Цыганки неохотно подняли скулящий ничейный узел с тряпьем, но, увидав лицо человеческого детеныша, стали корчить ему смешные рожи, заверещали, защебетали, и младенец из ничейного стал сыном табора.

В хвосте каравана плелся медведь, немного задумчивый, почти ручной, а рядом, тоже почти ручной, шагал цыганенок…

Все или никто?
Небольшое послесловие

Я в своей жизни, дорогой читатель, больше читал, чем писал, поэтому знаю на собственном опыте, что читатель во всех отношениях гораздо искушеннее в детективном жанре самого детективного из авторов. Быть может, читатель заметил, что те, кто работает в жанре детектива, завоевали себе право именоваться не писателями, а авторами. Какой ценой и какими средствами отвоевали они себе это право, мне неизвестно, главное, что отвоевали. Разумеется, это не тот предмет, какой нам следует тут обсуждать, потому что задача этого небольшого послесловия куда скромнее – дополнить и объяснить лишь то, что осталось для читателя неразгаданным или умышленно было от него утаено, чтобы держать его в напряжении.

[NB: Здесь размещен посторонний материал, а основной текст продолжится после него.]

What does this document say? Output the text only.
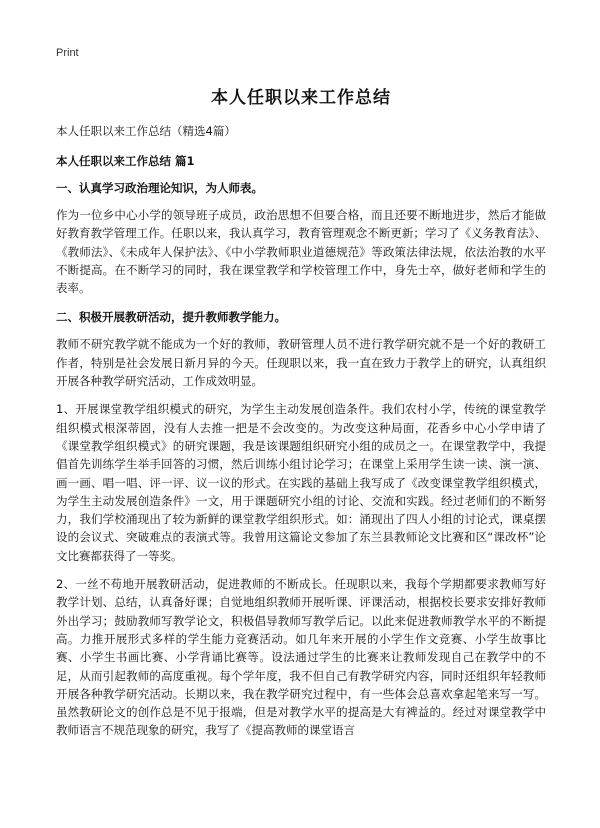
Print
本人任职以来工作总结
本人任职以来工作总结（精选4篇）
本人任职以来工作总结 篇1
一、认真学习政治理论知识，为人师表。

作为一位乡中心小学的领导班子成员，政治思想不但要合格，而且还要不断地进步，然后才能做好教育教学管理工作。任职以来，我认真学习，教育管理观念不断更新；学习了《义务教育法》、《教师法》、《未成年人保护法》、《中小学教师职业道德规范》等政策法律法规，依法治教的水平不断提高。在不断学习的同时，我在课堂教学和学校管理工作中，身先士卒，做好老师和学生的表率。

二、积极开展教研活动，提升教师教学能力。

教师不研究教学就不能成为一个好的教师，教研管理人员不进行教学研究就不是一个好的教研工作者，特别是社会发展日新月异的今天。任现职以来，我一直在致力于教学上的研究，认真组织开展各种教学研究活动，工作成效明显。

1、开展课堂教学组织模式的研究，为学生主动发展创造条件。我们农村小学，传统的课堂教学组织模式根深蒂固，没有人去推一把是不会改变的。为改变这种局面，花香乡中心小学申请了《课堂教学组织模式》的研究课题，我是该课题组织研究小组的成员之一。在课堂教学中，我提倡首先训练学生举手回答的习惯，然后训练小组讨论学习；在课堂上采用学生读一读、演一演、画一画、唱一唱、评一评、议一议的形式。在实践的基础上我写成了《改变课堂教学组织模式，为学生主动发展创造条件》一文，用于课题研究小组的讨论、交流和实践。经过老师们的不断努力，我们学校涌现出了较为新鲜的课堂教学组织形式。如：涌现出了四人小组的讨论式，课桌摆设的会议式、突破难点的表演式等。我曾用这篇论文参加了东兰县教师论文比赛和区“课改杯”论文比赛都获得了一等奖。

2、一丝不苟地开展教研活动，促进教师的不断成长。任现职以来，我每个学期都要求教师写好教学计划、总结，认真备好课；自觉地组织教师开展听课、评课活动，根据校长要求安排好教师外出学习；鼓励教师写教学论文，积极倡导教师写教学后记。以此来促进教师教学水平的不断提高。力推开展形式多样的学生能力竞赛活动。如几年来开展的小学生作文竞赛、小学生故事比赛、小学生书画比赛、小学背诵比赛等。设法通过学生的比赛来让教师发现自己在教学中的不足，从而引起教师的高度重视。每个学年度，我不但自己有教学研究内容，同时还组织年轻教师开展各种教学研究活动。长期以来，我在教学研究过程中，有一些体会总喜欢拿起笔来写一写。虽然教研论文的创作总是不见于报端，但是对教学水平的提高是大有裨益的。经过对课堂教学中教师语言不规范现象的研究，我写了《提高教师的课堂语言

В некоторой степени читатель сам повинен в этом, потому что он любит, когда его держат в напряжении, когда перед ним непрерывно вырастают всяческие неожиданности, и, введенный ими в заблуждение, он забывает обо всех оборванных нитях повествования. Считаю своим долгом извиниться перед читателем, потому что, перечитав рукопись «Все и никто», я сам заметил, что одна нить оборвана, и, кроме того, придумав определенную интригу, автор не дал исчерпывающего ответа – вернее, забыл взять читателя за руку и в полной мере удовлетворить его любопытство.

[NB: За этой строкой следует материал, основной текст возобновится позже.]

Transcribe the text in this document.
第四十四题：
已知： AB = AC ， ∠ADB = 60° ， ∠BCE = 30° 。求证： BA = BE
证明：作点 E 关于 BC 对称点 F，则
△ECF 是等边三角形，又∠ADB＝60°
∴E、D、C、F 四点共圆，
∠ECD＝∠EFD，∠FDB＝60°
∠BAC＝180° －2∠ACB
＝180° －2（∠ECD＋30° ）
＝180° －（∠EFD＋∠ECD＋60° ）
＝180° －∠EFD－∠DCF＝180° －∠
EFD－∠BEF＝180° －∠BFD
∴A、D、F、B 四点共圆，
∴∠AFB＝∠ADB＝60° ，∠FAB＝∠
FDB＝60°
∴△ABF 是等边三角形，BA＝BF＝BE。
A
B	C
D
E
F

Речь идет о медведе и буйволах.

Когда те ворвались в заброшенный хлев и в своей звериной ярости растрясли его так, что он каждую секунду грозил рухнуть, и от сухого козьего навоза вздымались тучи ныли, нам, возможно, следовало бы войти туда или хоть заглянуть внутрь, но, если читатель помнит, именно тогда появился человек с дохлой сорокой, за ним мужик, у которого сын был парализованный, потом цыган с цыганенком, потом дохлая сорока плюхнулась наземь, вызвав мистический ужас у людей Амина Филиппова на монастырской веранде, потом хлынули, наступай друг другу на пятки, прочие события, и, боясь упустить хоть одно из них, мы вообще забыли про медведя и про буйволов, а когда все окончилось и над селом появился исчезнувший было пчелиный рой, неожиданно оказалось, что в наше отсутствие владельцы медведя и буйволов проникли в загон и забрали свое имущество. Я пишу это краткое послесловие для того, чтобы читатель узнал, что они увидели, когда заглянули в заброшенный хлев.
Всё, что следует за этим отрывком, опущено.